Hadi ben oyun dışıyım, koskoca okulda, kavgacı olarak ün daldığım için olsa gerekte kimse çıkıpta "Bırak şu çocukla uğraşmayı." demiyor. Yanağımdaki yara bile daha yeni yeni kayboluyordu sınıftakilere de hala neden bu okula geldiğimi anlatmadım. Fazlasıyla kendi kuyumu kazmış gibi görünüyorum...
"Zayn sakar olabiliyor?"
Lottie, bütün gün kızı görmedim ve o düştüğüm ana mı denk geliyor. Ailece alkışı hak ediyorlar.
Üstelik sakar mı? Şaka yapıyor olmalı. Genetiği bozuk iki metre öteden omzuma atladı resmen.
Gözlerimi afilli bir şekilde devirip ayağa kalktım sonra da bu kızı hala neden geldiğimden beri görmediğimi sorgulamaya başladım. Yine zamansız konuya çarptım değil mi?
"Sakar falan değil, pisliğin teki!"
Lottie'nin kıkırdama şurubu içmiş gibi sürekli ses çıkartan arkadaşları koro halinde kıkırdağında onları yeni fark etmiştim. Üç kız vardı ama hiç inceleyecek halde değilim.
"O kısım da var tabii, neyse yerde iki seksenken manzaraya bir bakayım demiştim. Görüşürüz Harry."
Hahahahahhahahahaahah
Lottie el sallayıp giderken arkadaşları da gülerek peşinden gitti. Bu kızlar neden sürekli laf sokuyor. Zayn gibi omuz atsınlar daha iyi, o soktukları lafı nereme soktuklarını baya geç anlıyorum.
Son tenefüsü düşün Harry sakin ol.
Louis'nin yanına gidicem!
Bak hemen moral yüklemesi yaptım. İsmini düşününce bile Zayn'ı ve öküz omzunu unutuyorum.
Ama görecek o. Louis fark etmeden kimse anlamadan ondan muhakkak intikam alacaktım.
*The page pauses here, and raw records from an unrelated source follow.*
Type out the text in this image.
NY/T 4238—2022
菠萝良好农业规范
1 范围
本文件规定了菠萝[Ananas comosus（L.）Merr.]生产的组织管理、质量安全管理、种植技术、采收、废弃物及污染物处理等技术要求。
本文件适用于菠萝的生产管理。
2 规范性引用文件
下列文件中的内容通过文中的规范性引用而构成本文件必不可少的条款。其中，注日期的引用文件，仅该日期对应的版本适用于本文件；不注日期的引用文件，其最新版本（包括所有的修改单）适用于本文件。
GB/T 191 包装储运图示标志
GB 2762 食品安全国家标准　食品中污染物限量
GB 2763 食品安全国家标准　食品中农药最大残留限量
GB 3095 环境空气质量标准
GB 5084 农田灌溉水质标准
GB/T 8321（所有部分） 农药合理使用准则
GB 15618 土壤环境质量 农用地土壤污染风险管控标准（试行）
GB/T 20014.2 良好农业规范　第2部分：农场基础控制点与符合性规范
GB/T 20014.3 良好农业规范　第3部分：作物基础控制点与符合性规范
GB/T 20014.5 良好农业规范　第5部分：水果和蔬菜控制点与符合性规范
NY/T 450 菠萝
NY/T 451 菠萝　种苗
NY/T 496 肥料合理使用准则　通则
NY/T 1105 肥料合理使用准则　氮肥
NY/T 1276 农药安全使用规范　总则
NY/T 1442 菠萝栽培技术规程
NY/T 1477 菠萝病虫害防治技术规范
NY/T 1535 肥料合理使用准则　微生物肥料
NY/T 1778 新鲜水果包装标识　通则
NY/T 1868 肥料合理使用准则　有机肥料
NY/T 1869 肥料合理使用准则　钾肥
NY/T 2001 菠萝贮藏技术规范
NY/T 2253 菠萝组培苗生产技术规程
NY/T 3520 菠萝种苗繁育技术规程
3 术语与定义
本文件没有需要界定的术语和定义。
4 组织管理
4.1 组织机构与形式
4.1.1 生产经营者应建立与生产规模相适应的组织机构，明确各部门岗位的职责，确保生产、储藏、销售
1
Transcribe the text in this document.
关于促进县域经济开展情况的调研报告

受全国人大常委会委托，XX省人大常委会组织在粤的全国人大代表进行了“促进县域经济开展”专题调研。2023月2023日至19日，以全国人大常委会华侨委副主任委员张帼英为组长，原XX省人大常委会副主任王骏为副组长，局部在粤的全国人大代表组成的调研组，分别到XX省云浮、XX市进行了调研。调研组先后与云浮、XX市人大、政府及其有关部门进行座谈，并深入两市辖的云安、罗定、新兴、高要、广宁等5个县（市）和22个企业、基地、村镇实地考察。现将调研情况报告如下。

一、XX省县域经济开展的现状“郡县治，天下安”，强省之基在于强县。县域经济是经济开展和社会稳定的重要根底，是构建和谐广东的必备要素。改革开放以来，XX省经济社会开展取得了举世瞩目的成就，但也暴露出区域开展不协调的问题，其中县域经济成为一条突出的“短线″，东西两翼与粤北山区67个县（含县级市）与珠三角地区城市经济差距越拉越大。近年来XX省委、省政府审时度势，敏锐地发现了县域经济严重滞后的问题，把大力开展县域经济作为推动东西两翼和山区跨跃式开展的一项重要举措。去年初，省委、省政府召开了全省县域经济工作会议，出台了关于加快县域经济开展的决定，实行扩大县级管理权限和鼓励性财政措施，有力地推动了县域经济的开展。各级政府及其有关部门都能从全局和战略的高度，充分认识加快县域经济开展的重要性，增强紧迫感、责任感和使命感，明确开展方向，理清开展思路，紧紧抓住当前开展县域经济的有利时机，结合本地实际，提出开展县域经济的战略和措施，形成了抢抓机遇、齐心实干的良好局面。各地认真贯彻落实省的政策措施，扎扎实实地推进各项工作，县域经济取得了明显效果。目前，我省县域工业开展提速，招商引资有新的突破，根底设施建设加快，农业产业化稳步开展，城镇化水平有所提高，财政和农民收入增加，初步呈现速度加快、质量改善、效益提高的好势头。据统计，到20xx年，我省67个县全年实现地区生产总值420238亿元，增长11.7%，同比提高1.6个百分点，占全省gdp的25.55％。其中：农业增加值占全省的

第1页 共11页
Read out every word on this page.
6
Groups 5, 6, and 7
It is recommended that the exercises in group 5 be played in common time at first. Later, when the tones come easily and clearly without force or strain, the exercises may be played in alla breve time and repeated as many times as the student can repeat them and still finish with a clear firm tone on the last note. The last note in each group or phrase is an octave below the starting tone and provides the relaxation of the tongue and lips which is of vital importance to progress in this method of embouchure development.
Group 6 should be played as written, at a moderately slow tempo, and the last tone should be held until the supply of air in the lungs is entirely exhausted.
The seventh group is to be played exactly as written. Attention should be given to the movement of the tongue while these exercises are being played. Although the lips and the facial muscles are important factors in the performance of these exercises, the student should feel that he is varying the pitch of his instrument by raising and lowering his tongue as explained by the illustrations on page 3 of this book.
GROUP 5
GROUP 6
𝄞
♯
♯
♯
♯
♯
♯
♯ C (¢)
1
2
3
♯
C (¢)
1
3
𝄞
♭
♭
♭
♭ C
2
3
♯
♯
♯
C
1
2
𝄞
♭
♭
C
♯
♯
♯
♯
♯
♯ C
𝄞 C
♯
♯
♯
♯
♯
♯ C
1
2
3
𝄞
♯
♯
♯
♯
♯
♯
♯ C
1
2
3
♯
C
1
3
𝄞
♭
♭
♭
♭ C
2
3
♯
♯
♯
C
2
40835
Belki yarın belki yarından da yakın...
Matematik kitaplarını dolaba özensizce atıp tarih kitaplarımı da isteksizce aldım. Bu aynı hafta sonu tatili geldiği için sevinirken birden yetiştirme kursu olduğunu hatırlamak gibi. Berbat.
Zayn'ın yanında ki kız kimdi acaba? Sevgilisi mi vardı? Olsa belli etmez miydi? İyide sanki kaç gündür tanıyorum ben bu hıyarı. Zaten banane. Ama ya onun sevgilisi değilse ya onların arkadaş grubundaysa ve Louis'i seviyorsa!
Paranoya level 6
Olsun, sarışınlara güven olmaz.
Küçükken bende sarışındım, evet ve bana da pek güven olmaz. Ama sarışınlar da zaten sarışınlara güvenmez. Sonuç olarak ben o kızı yolarım.
"Harry tarih kitabına aşıksın biliyorum ama hoca sınıfa giriyor."
Ed'in her sözüne göz devirmeyi alışkanlık haline getirmiştim zaten bu yüzden belirtmeye gerek yok.
Onun peşinden koşturup hocadan sonra girmekten son anda kurtuldum. Kurtlumasan yine umrumda olmaz da işte, neyse.
Sınıfa girince sırama yapıştım ve yine süt paketimle bakışarak kendi kendime moral verdim. Ancak kim olduğunu bilirsiniz kız, sürekli kısık gözlerle bana bakıyordu. Onun da saçları sarı Zayn'ın yanında ki kız gibi. Sahte ama sarı. Sarıysa sarıdır. Niall da sarı evet. Ama onunda zaten sağı solu belli olmaz. Bu durumda sarı seven insaları direkt aynı gruba mı koymalıyım?
Niall hariç hepsinden nefret ediyorum.
"Sana bakma demiştim neden uyarılmayı bu kadar seviyorsun?"
Bu gün cam kenarındayım ve Tanrı biliyor ya kızla çapraz değilim ama sanki kavga ederken dibinde olmam gerek gibi hissediyorum.
"Ne yaparsın bakarsam? Beni mi döversin?"
Evet.
"Sanane."
Burun kıvırıp önüne döndüğü an hoca başını kaldırmıştı ve eğer kaldırmasaydı su şişemi çoktan beynine yemişti. Dua etmeli. Ama yinede atıcam.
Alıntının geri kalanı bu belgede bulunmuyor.